Here's the Privet in the final stages of warming up to fly. When they took off, they were almost as big as the robin in flight. Meanwhile, the number and variety of arrivals has been growing. Here are some of them:


Orange Footman

Silver-ground Carpet

Sandy Carpet

Flame Shoulder

Yellow-barred Brindle

Pseudagyrotoza conwagana micro

Heart and Dart with attendant Maybugs and Common Wainscot

And on its own

Poplar Grey - Update: sorry, it's a Knot Grass.  Many thanks to hawk-eyed Conehead in Comments

Angle Shades

Iron Prominent

Middle-barred Minor with fly

Shuttle-shape Dart

Seraphim

Common Wainscot No 2

Common Carpet

Busy times!

Tuesday, 8 June 2021

Whiskers

The Longhorn family of micro-moths are blessed, or cursed, with unfeasibly long antennae which always make me smile when I see them waving around in the trap. They are tiny creatures which makes the size of the antennae even more striking. Apparently some species especially enjoying dancing in the air in sunlight, a hobby where their antennae may come in useful to avoid collisions. One of the 20-odd species found in the UK, Nemophora degeerelia, has the longest antennae of any British moth including giants such as the Privet Hawk.

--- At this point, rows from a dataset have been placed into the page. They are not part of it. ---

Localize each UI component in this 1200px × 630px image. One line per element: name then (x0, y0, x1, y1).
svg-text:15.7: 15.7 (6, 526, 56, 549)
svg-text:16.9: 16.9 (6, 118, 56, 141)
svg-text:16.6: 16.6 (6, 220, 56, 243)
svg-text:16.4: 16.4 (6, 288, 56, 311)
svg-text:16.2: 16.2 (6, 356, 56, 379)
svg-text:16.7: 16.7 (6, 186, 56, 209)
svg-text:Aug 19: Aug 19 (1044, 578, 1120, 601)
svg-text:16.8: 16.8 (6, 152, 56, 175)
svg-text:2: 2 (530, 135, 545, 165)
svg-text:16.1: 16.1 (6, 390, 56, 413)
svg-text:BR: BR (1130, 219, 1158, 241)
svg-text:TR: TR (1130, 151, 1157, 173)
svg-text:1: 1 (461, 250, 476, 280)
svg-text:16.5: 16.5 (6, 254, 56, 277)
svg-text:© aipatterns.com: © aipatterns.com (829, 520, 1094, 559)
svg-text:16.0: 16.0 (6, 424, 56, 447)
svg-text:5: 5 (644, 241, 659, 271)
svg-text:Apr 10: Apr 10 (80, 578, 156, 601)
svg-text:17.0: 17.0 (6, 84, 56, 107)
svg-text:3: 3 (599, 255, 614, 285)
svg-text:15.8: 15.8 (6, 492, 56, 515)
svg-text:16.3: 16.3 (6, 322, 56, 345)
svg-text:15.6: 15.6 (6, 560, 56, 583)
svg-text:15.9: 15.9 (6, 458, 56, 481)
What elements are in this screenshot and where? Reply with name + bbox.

I think that this one is Adela reaumurella, perhaps named after a 19th century heroine with the same name as Miss Cuthbert, the adoptive mother of Anne of Green Gables, but I will check with Upper Thames Moths. Meanwhile my next picture shows the idiosyncrasies of digital cameras as they helpfully hunt around for maximum light.  This is the same moth photographed from two different angles, a Willow Beauty if I am correct and in very good condition.

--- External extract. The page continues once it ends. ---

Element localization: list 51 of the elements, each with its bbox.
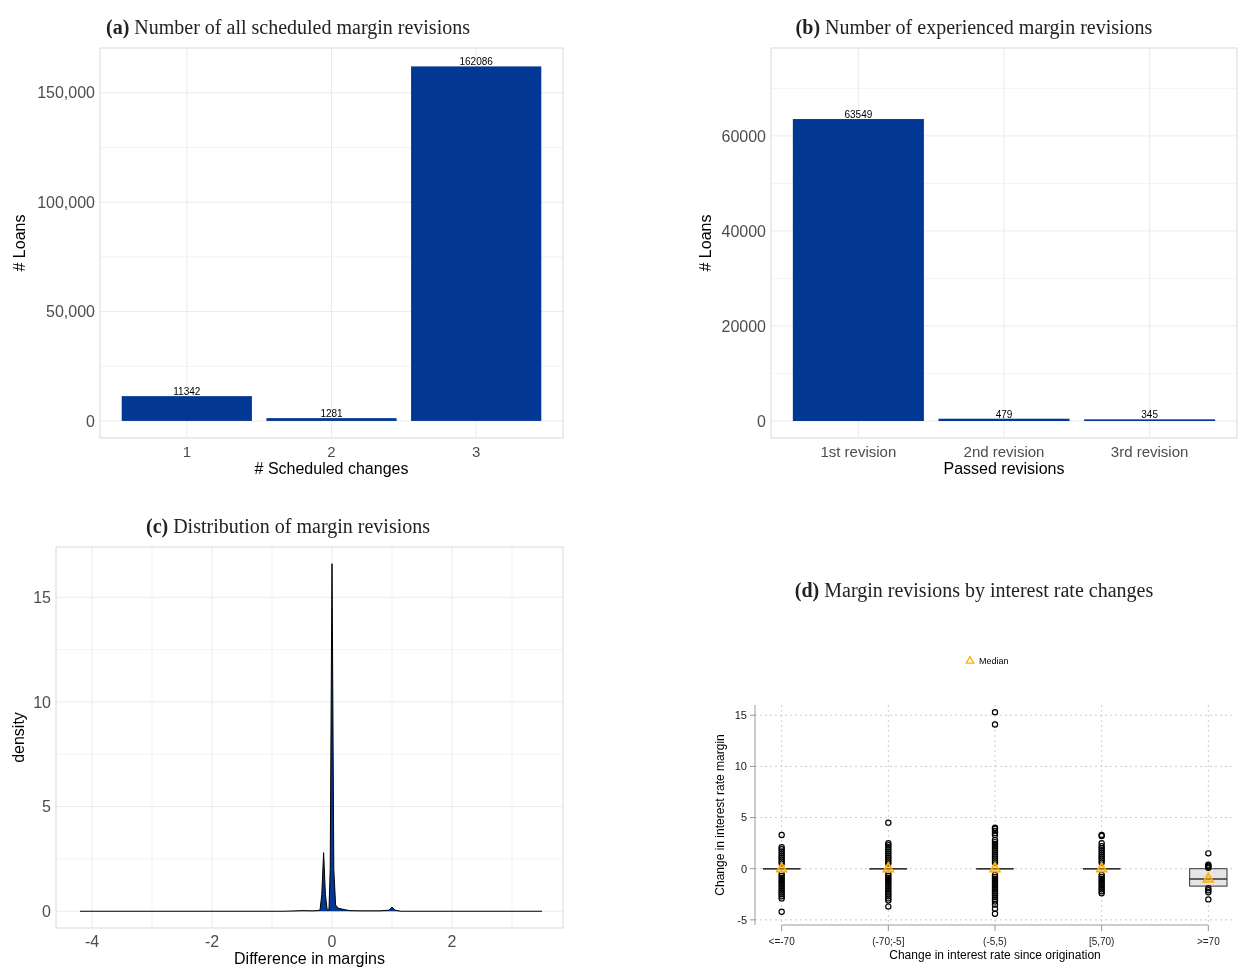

Here is another one, below, followed by a couple of composites because so many moths are winging in at the moment.





A pair of pairs: two Silver Ys at the top, the second one considerably smaller than the first, and two Buff Ermines, a moth with immensely variable combinations of creamy background and black spots.

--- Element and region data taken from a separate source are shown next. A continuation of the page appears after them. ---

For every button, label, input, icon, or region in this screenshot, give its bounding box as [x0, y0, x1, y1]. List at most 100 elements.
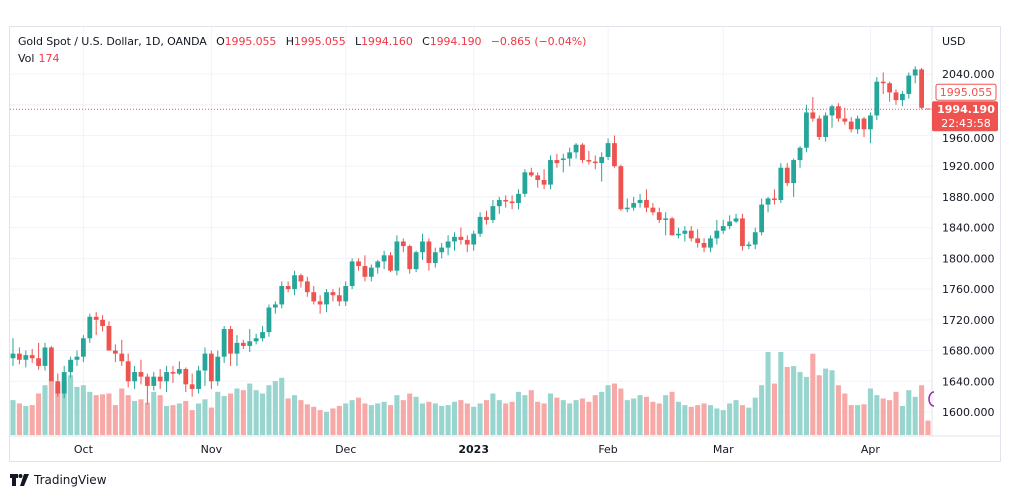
candle	[311, 286, 317, 305]
candle	[68, 356, 73, 378]
volume-bar	[899, 405, 905, 435]
volume-bar	[471, 406, 477, 435]
volume-bar	[618, 388, 624, 435]
volume-bar	[528, 390, 534, 435]
candle-body	[10, 353, 16, 359]
grid-lines	[10, 27, 932, 436]
currency-label[interactable]: USD	[942, 35, 966, 48]
candle	[516, 189, 521, 210]
candle	[61, 365, 67, 399]
volume-bar	[663, 395, 669, 435]
volume-bar	[464, 403, 470, 435]
volume-label[interactable]: Vol	[18, 52, 35, 65]
open-value: 1995.055	[224, 35, 277, 48]
candle-body	[676, 233, 681, 236]
candle-body	[861, 118, 867, 130]
volume-bar	[87, 391, 93, 435]
time-axis: Oct Nov Dec 2023 Feb Mar Apr	[74, 443, 881, 456]
volume-bar	[906, 390, 912, 435]
volume-bar	[483, 400, 490, 435]
volume-bar	[643, 396, 650, 435]
candle-body	[29, 355, 35, 359]
candle-body	[285, 286, 291, 290]
candle	[618, 164, 624, 211]
candle	[752, 227, 758, 250]
volume-bar	[138, 399, 144, 435]
volume-bar	[451, 401, 458, 435]
candle-body	[234, 342, 240, 354]
volume-bar	[759, 385, 765, 435]
volume-bar	[432, 403, 438, 435]
candle-body	[42, 347, 48, 366]
volume-bar	[144, 402, 150, 435]
candle-body	[413, 252, 419, 270]
volume-bar	[656, 403, 662, 435]
candle	[560, 153, 566, 173]
volume-bar	[234, 388, 240, 435]
candle	[272, 301, 278, 314]
candle	[176, 361, 182, 376]
candle-body	[688, 230, 694, 239]
volume-bar	[323, 411, 330, 435]
candle-body	[720, 226, 726, 231]
volume-bar	[228, 393, 234, 435]
volume-bar	[650, 401, 656, 435]
candle	[298, 273, 304, 288]
candle-body	[816, 118, 822, 137]
candle-body	[592, 161, 598, 164]
volume-bar	[112, 405, 118, 435]
volume-bar	[368, 405, 374, 435]
candle	[247, 329, 253, 353]
candle	[234, 335, 240, 366]
volume-bar	[157, 395, 163, 435]
candle	[285, 281, 291, 293]
candle-body	[855, 118, 861, 130]
low-value: 1994.160	[361, 35, 413, 48]
candle-body	[522, 172, 528, 194]
open-price-tag-text: 1995.055	[940, 86, 993, 99]
volume-bar	[688, 406, 694, 435]
volume-bar	[208, 407, 214, 435]
volume-bar	[490, 393, 496, 435]
candle	[170, 365, 176, 383]
candle	[112, 344, 118, 363]
candle	[208, 350, 214, 389]
dividend-marker-icon[interactable]	[928, 391, 935, 407]
volume-bar	[407, 393, 413, 435]
candle	[215, 350, 221, 386]
candle	[407, 244, 413, 274]
candle	[695, 229, 701, 248]
volume-bar	[400, 400, 406, 435]
candle	[573, 143, 579, 159]
candle	[87, 313, 93, 343]
candle	[912, 66, 918, 84]
volume-bar	[624, 400, 630, 435]
volume-bar	[579, 398, 586, 435]
candle	[106, 321, 112, 351]
symbol-title[interactable]: Gold Spot / U.S. Dollar, 1D, OANDA	[18, 35, 207, 48]
volume-bar	[272, 381, 278, 435]
candle-body	[733, 218, 739, 222]
volume-bar	[343, 403, 349, 435]
candle	[445, 235, 451, 256]
volume-bar	[503, 403, 509, 435]
candle	[381, 250, 387, 270]
candle	[368, 264, 374, 282]
tradingview-branding[interactable]: TradingView	[10, 473, 107, 487]
volume-bars	[10, 352, 931, 435]
volume-bar	[509, 401, 515, 435]
candle	[471, 230, 477, 251]
volume-bar	[554, 397, 560, 435]
volume-bar	[317, 410, 323, 435]
volume-bar	[752, 397, 758, 435]
candle-body	[624, 207, 630, 210]
volume-bar	[381, 401, 387, 435]
volume-bar	[202, 399, 208, 435]
candle	[317, 295, 323, 314]
candle	[55, 373, 61, 397]
candle-body	[247, 341, 253, 346]
candle	[637, 193, 643, 208]
y-tick-label: 1680.000	[942, 345, 995, 358]
y-tick-label: 1840.000	[942, 222, 995, 235]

A Poplar Grey with its distinctive 'eyes', a Something I Don't Recognise (Update - with many thanks to Stewart in Comments, it's a Rustic Shoulder-knot which I should know by now but probably never will), a Small Square-spot and a Light Brocade

My first Peppered Moth of the year meanwhile arrived, the salt-and-pepper version which has largely replaced the darker, melanic form which was dominant in the days of industrial pollution - the famous instance of camouflage aiding the survival of the fittest.


And here, to conclude for now, is a nice fat beetle with - I think - baby beetles clinging to its head (please correct me if I am wrong; it has made its getaway) and a cosy pairing of another Buff Ermine and a Poplar Hawk, the latter one of six in this morning's trap.